The mechanism: Deduplication resolved 680 duplicate records — 16 percent of the total person records across all systems. For each merge, a primary record was designated and the secondary record's history was attached as a relationship attribute. No historical data was destroyed; it was reorganized. This is the structural mechanism that made the resulting database authoritative — it did not discard ambiguous history, it resolved it with documented decisions.

Constraint introduced: The deduplication review process required fourteen hours of staff time from four people who knew the organization's relationships well enough to make confident merge decisions. This was the largest staff investment of the engagement. It could not be automated without incurring a meaningful false-merge rate on records that were similar but distinct.

Phase 3: Reporting Architecture (Weeks 8-14)

What was built: A reporting layer built on the unified database — saved queries for the board report (reproducible with the same methodology every month), a constituent engagement dashboard showing total individual engagement across all programs and roles, a donor analysis that included volunteer hours as in-kind contribution for funders who accepted that framing, and a data quality alert system that flagged likely outdated contact information based on email bounce rates and returned mail.

Why this came last: Reporting on bad data produces confident-looking wrong answers. The reporting layer was built after the data was unified and deduplicated. Every query was documented — the methodology behind each number was written into the report template so that any future staff member or auditor could reproduce the calculation.


Results

Cross-constituency queries: from 4 days to 40 seconds. The initial four-day query that prompted the engagement — "which donors also volunteered this year?" — ran in forty seconds against the unified database. This was not the most important result, but it was the most visible demonstration of the structural change.

40 hours per month of reconciliation eliminated. The six-system reconciliation processes — data pulled from multiple systems and assembled for reporting — were replaced by queries against a single source of record. Forty hours per month of staff time was reallocated to program delivery.

Board reporting methodology documented and reproducible. Monthly board reports are now generated by a saved query run against the same database with the same methodology every month. The number is the same number regardless of who runs the report. Auditors can see the query.

680 duplicate records resolved. Sixteen percent of the organization's person records were duplicates. Resolving them produced a more accurate picture of the organization's actual reach — the total unique individuals served was lower than the previous combined count had implied, which was operationally significant for grant reporting that counted unique individuals.

Counterfactual. Organizations that maintain fragmented data systems typically face an escalating reconciliation burden as they grow — more programs, more systems, more staff time spent assembling the picture the board needs. The inflection point where the reconciliation burden exceeds available staff capacity arrives without warning, because the burden grows gradually and each individual reconciliation task seems manageable until the aggregate is not. The unified architecture eliminated the growth trajectory of that burden.


The Transferable Lesson

The organization did not have a reporting problem. It had an entity model problem — it had never defined what the central object of its data system was.

The diagnostic pattern to look for: when an organization cannot answer a cross-functional question without a multi-day manual assembly process, the organization does not have a query problem or a tool problem. It has a data architecture problem — its systems model the organization's functions rather than the organization's constituencies. Functions produce outputs that can be reported in isolation. Constituencies have relationships across functions that can only be reported when the data model reflects the constituency as its central entity.

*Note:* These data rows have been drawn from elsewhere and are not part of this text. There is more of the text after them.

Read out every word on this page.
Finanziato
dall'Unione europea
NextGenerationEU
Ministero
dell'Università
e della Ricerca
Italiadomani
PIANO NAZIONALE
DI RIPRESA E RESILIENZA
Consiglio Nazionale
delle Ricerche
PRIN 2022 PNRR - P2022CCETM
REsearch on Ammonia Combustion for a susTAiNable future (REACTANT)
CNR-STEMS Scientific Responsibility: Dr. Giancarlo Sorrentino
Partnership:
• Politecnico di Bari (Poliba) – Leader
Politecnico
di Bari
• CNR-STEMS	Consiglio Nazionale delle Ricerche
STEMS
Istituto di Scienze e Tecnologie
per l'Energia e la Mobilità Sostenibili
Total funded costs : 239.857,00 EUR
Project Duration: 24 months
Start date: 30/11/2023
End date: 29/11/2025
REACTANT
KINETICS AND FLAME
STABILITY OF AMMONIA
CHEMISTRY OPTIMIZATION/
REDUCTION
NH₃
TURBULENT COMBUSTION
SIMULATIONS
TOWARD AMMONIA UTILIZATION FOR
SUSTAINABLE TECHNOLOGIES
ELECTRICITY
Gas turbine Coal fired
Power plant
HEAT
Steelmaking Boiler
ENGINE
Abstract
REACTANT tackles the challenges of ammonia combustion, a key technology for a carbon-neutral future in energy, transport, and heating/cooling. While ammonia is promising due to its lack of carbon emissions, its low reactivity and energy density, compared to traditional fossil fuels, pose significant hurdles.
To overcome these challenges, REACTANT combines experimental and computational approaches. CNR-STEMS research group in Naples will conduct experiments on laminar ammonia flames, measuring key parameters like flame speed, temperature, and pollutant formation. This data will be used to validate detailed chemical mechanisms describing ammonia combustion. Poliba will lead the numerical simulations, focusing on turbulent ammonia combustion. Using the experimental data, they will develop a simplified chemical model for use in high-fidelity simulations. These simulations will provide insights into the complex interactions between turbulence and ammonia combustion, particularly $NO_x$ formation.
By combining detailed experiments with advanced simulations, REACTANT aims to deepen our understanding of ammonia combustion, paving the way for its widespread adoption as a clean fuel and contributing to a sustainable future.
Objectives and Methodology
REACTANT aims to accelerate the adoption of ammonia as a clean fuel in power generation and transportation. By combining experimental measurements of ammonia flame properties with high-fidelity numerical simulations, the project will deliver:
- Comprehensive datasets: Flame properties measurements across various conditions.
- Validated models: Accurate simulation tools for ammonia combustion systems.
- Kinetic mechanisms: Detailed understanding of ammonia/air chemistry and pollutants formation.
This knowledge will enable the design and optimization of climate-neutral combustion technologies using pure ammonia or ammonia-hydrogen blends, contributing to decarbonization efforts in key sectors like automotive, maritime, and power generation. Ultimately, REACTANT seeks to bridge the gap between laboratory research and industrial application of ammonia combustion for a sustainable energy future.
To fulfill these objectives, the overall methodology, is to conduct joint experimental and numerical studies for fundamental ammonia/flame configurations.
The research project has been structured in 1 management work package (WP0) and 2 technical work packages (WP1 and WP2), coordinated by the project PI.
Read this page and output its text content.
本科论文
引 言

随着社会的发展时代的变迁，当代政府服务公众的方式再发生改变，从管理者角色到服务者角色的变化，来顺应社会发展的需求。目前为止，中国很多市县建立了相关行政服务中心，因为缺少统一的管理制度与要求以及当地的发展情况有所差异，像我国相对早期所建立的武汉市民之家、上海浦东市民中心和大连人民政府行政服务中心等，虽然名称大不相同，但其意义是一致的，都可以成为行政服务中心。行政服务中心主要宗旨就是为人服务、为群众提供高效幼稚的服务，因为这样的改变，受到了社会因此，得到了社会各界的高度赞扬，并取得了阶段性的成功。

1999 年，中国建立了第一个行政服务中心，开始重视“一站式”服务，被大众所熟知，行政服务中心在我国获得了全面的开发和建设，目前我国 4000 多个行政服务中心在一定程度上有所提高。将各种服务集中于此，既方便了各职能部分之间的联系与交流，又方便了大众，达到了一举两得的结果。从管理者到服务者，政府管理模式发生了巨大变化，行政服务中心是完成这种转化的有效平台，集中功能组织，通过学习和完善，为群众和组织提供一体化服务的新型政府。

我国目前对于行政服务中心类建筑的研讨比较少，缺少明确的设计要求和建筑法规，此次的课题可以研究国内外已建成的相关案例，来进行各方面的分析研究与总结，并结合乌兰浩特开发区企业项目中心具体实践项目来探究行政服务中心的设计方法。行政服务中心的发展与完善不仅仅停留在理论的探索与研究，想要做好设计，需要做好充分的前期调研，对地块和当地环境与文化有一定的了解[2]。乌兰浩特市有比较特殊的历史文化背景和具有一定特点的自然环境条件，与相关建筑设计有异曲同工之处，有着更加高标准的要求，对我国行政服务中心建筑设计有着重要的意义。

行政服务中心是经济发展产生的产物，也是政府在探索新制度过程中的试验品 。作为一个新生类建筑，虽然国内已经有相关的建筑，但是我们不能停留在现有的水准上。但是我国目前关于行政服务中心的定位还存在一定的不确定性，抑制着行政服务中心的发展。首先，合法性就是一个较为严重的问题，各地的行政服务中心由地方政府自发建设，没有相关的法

The intervention sequence — entity model first, migration second, reporting third — is the only sequence that works. Organizations that start with reporting tools or CRM platform selection before defining their entity model will build a new system organized around the new platform's assumptions, then discover that the new system cannot answer the cross-functional questions the old systems could not answer. The question is not "which CRM should we use?" The question is "what is the central object our data model needs to represent?" Answer that question first, then choose the platform that can implement the answer.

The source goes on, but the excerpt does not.